India is a net oil importer, and the country meets more than 80% of its fuel and energy requirements from the Middle East. As the chokepoint, the Strait of Hormuz, which transits nearly 20% of global energy flows, remains largely closed, the pressure continues to mount on the currency.
“Ultimately, the direction of crude oil prices remains the single most important variable for the rupee. If oil stabilizes, the rupee can stabilize near current levels, but if oil continues to rise sharply, even strong RBI intervention may only delay rupee depreciation,” added Sodhani.
Rupee likely at 98 by 2026-end
As for the end of 2026, these experts say that the base-case expectation is that the domestic currency could settle within the 97 to 98 per dollar zone.

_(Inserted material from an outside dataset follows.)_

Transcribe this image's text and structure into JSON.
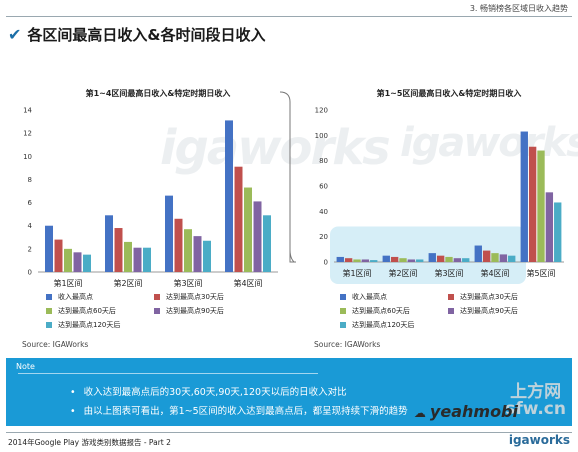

“For year-end 2026, the base-case expectation is that USD/INR could settle around 97–98, reflecting a gradual but controlled depreciation trend,” said the treasury head of Shinhan Bank.
Parmar of HDFC Securities expects the currency to find some ground within the target range of 94 to 98 by year-end.
Is there scope for the rupee to recover over the medium-term?
According to Jamal Mecklai, the current situation of the Indian rupee is very alarming, and there is no sound way of judging where the currency is headed.
“Nobody knows, there is no way of judging,” he said, adding that the root fundamentals weighing on the currency still haven’t been solved. “It certainly looks likely to keep sliding,” he added.
Tanay Dalal of Axis Bank stated that, “underlying depreciation pressures persist until the currency aligns more closely with its fair value benchmarks. Together, these suggest a trajectory that could take the rupee to levels well above 100 over the next 12 months.”
However, he believes that the pace of depreciation will remain managed, with intervention — and potentially some unconventional measures — continuing to smooth volatility and prevent abrupt dislocations.”
Kunal Sodhani of Shinhan Bank adds that over the next 6–12 months, a realistic expectation is for USD/INR to trade broadly within a 93–99 range, with the most probable average zone around 95–97.